La suite est écrite d’avance, comme dans une tragédie antique. Les chutes se multiplièrent. Le corps de mon père, affaibli, amaigri, ne pouvait plus résister. J’ai demandé pourquoi aucun kinésithérapeute n’intervenait. Réponse : "On n’en trouve pas." Même chose pour le médecin coordinateur. Même chose pour l’orthophoniste. Et pourtant, ces postes sont budgétés, eux aussi. C’est Victor Castanet, dans Les Fossoyeurs, qui a levé ce voile : quand ces postes ne sont pas pourvus, les fonds restent dans les caisses des établissements. Ce sont des soins fantômes, des salaires absents, des vies raccourcies.
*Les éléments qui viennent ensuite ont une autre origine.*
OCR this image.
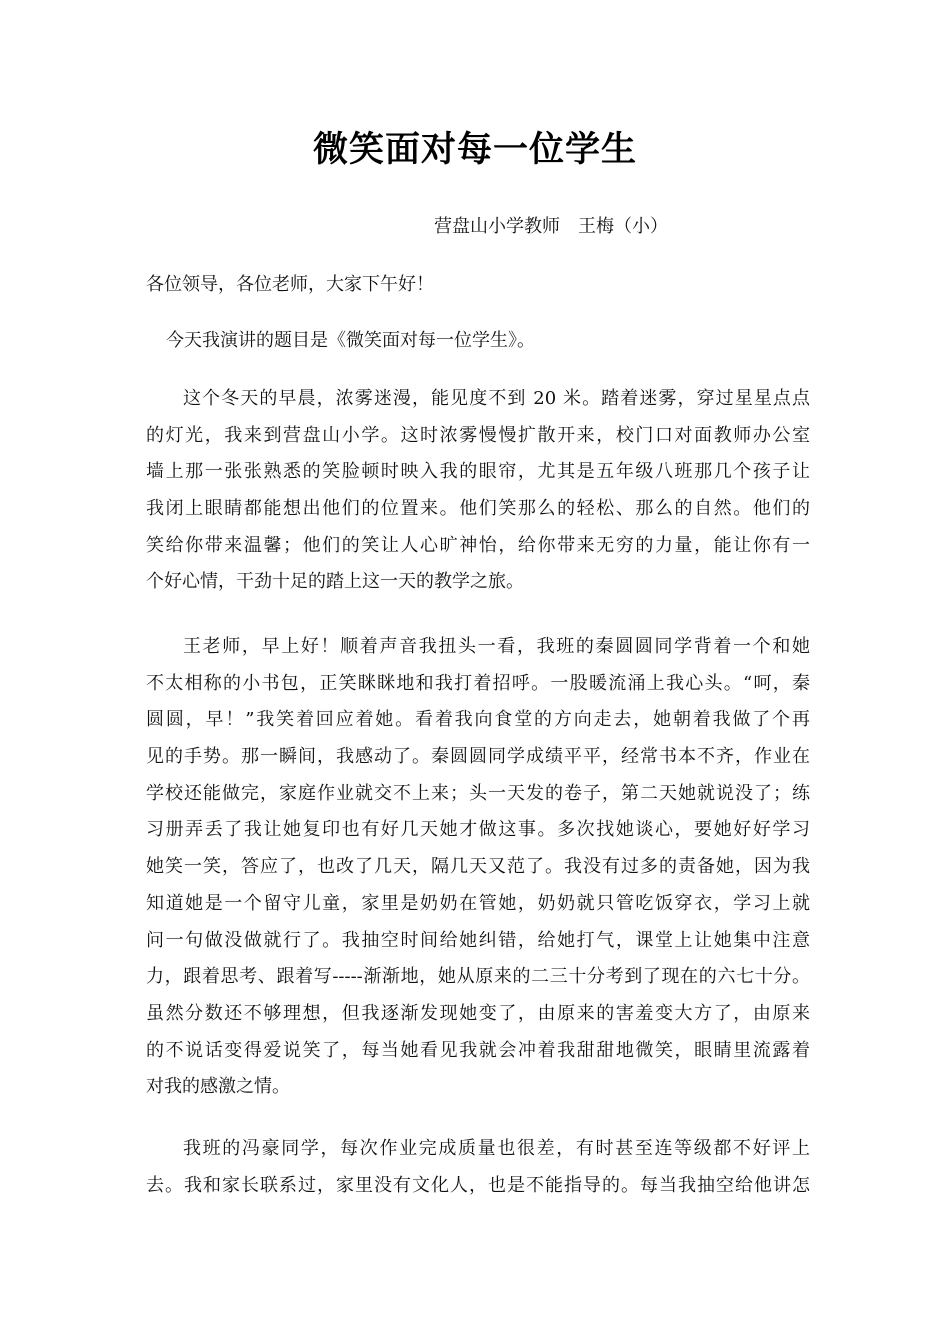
微笑面对每一位学生

营盘山小学教师　王梅（小）

各位领导，各位老师，大家下午好！

今天我演讲的题目是《微笑面对每一位学生》。

这个冬天的早晨，浓雾迷漫，能见度不到 20 米。踏着迷雾，穿过星星点点
的灯光，我来到营盘山小学。这时浓雾慢慢扩散开来，校门口对面教师办公室
墙上那一张张熟悉的笑脸顿时映入我的眼帘，尤其是五年级八班那几个孩子让
我闭上眼睛都能想出他们的位置来。他们笑那么的轻松、那么的自然。他们的
笑给你带来温馨；他们的笑让人心旷神怡，给你带来无穷的力量，能让你有一
个好心情，干劲十足的踏上这一天的教学之旅。
王老师，早上好！顺着声音我扭头一看，我班的秦圆圆同学背着一个和她
不太相称的小书包，正笑眯眯地和我打着招呼。一股暖流涌上我心头。“呵，秦
圆圆，早！”我笑着回应着她。看着我向食堂的方向走去，她朝着我做了个再
见的手势。那一瞬间，我感动了。秦圆圆同学成绩平平，经常书本不齐，作业在
学校还能做完，家庭作业就交不上来；头一天发的卷子，第二天她就说没了；练
习册弄丢了我让她复印也有好几天她才做这事。多次找她谈心，要她好好学习
她笑一笑，答应了，也改了几天，隔几天又范了。我没有过多的责备她，因为我
知道她是一个留守儿童，家里是奶奶在管她，奶奶就只管吃饭穿衣，学习上就
问一句做没做就行了。我抽空时间给她纠错，给她打气，课堂上让她集中注意
力，跟着思考、跟着写-----渐渐地，她从原来的二三十分考到了现在的六七十分。
虽然分数还不够理想，但我逐渐发现她变了，由原来的害羞变大方了，由原来
的不说话变得爱说笑了，每当她看见我就会冲着我甜甜地微笑，眼睛里流露着
对我的感激之情。
我班的冯豪同学，每次作业完成质量也很差，有时甚至连等级都不好评上
去。我和家长联系过，家里没有文化人，也是不能指导的。每当我抽空给他讲怎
En avril 2023, la chute de trop : mon père brisa sa prothèse de hanche. Hospitalisé à Belley, opéré sous anesthésie générale, il ne s’en remit jamais. Dénutrition, infections en cascade, escarres, fausses routes. L’ultime spirale. L’hôpital le "requinqua" tant bien que mal. Mais comme il faut que les lits tournent, il fut renvoyé à l’Ehpad. Le jour même, sans information, les soignants lui servirent un petit-déjeuner non gélifié. Il fit une fausse route sévère et fut à nouveau hospitalisé. Il ne devait plus revenir. En mai, son état se dégrada. Il s’éteignit le 6 juin.
J’aurais pu alerter les autorités. Je ne l’ai pas fait. Car l’infirmière coordinatrice m’a menacé : "Si vous alertez, nous ne reprendrons pas votre père. Il faudra l’envoyer à 60 km." Inacceptable pour ma mère.
Alors, qui est responsable ?
D’abord, l’État, qui tolère des ratios indignes : un soignant pour sept à dix résidents. C’est l’antichambre de la maltraitance institutionnelle. Des soignants en sous-effectifs, épuisés, culpabilisés, en arrêt maladie. Un cercle vicieux.
Ensuite, les directions d’Ehpad, qui savent. Qui continuent. La banalité du mal, comme l’écrivait Hannah Arendt. Nul ne se demande plus si ce qu’il fait est juste. Tout le monde obéit. Et enfin, les groupes gestionnaires, qui prospèrent, accumulent, achètent, grâce à l’argent public.
Bien sûr, tout n’est pas noir. La réalité est plus complexe. Mais le tableau est là, devant nous, et il brûle.
Il est temps de réformer en profondeur. L’hébergement des personnes âgées doit devenir un grand service public. Fini les montages privés, les associations "non lucratives" aux bénéfices bien réels. Que l’État prenne ses responsabilités. Que l’on cesse de fantasmer sur la silver economy, cette imposture brillante. Que l’on cesse de croire que des animaux de compagnie suffiront. Que l’on ne brandisse pas l’euthanasie comme une solution.
Ce n’est pas mourir dans la dignité qu’il faut prôner d’abord. C’est vivre vieux dans la dignité.
Et cela passe par la solidarité. Par une taxation juste des profits indécents. Par la traque des tricheurs. Par un financement équitable, républicain, du soin et du vieillissement. Rien d’autre.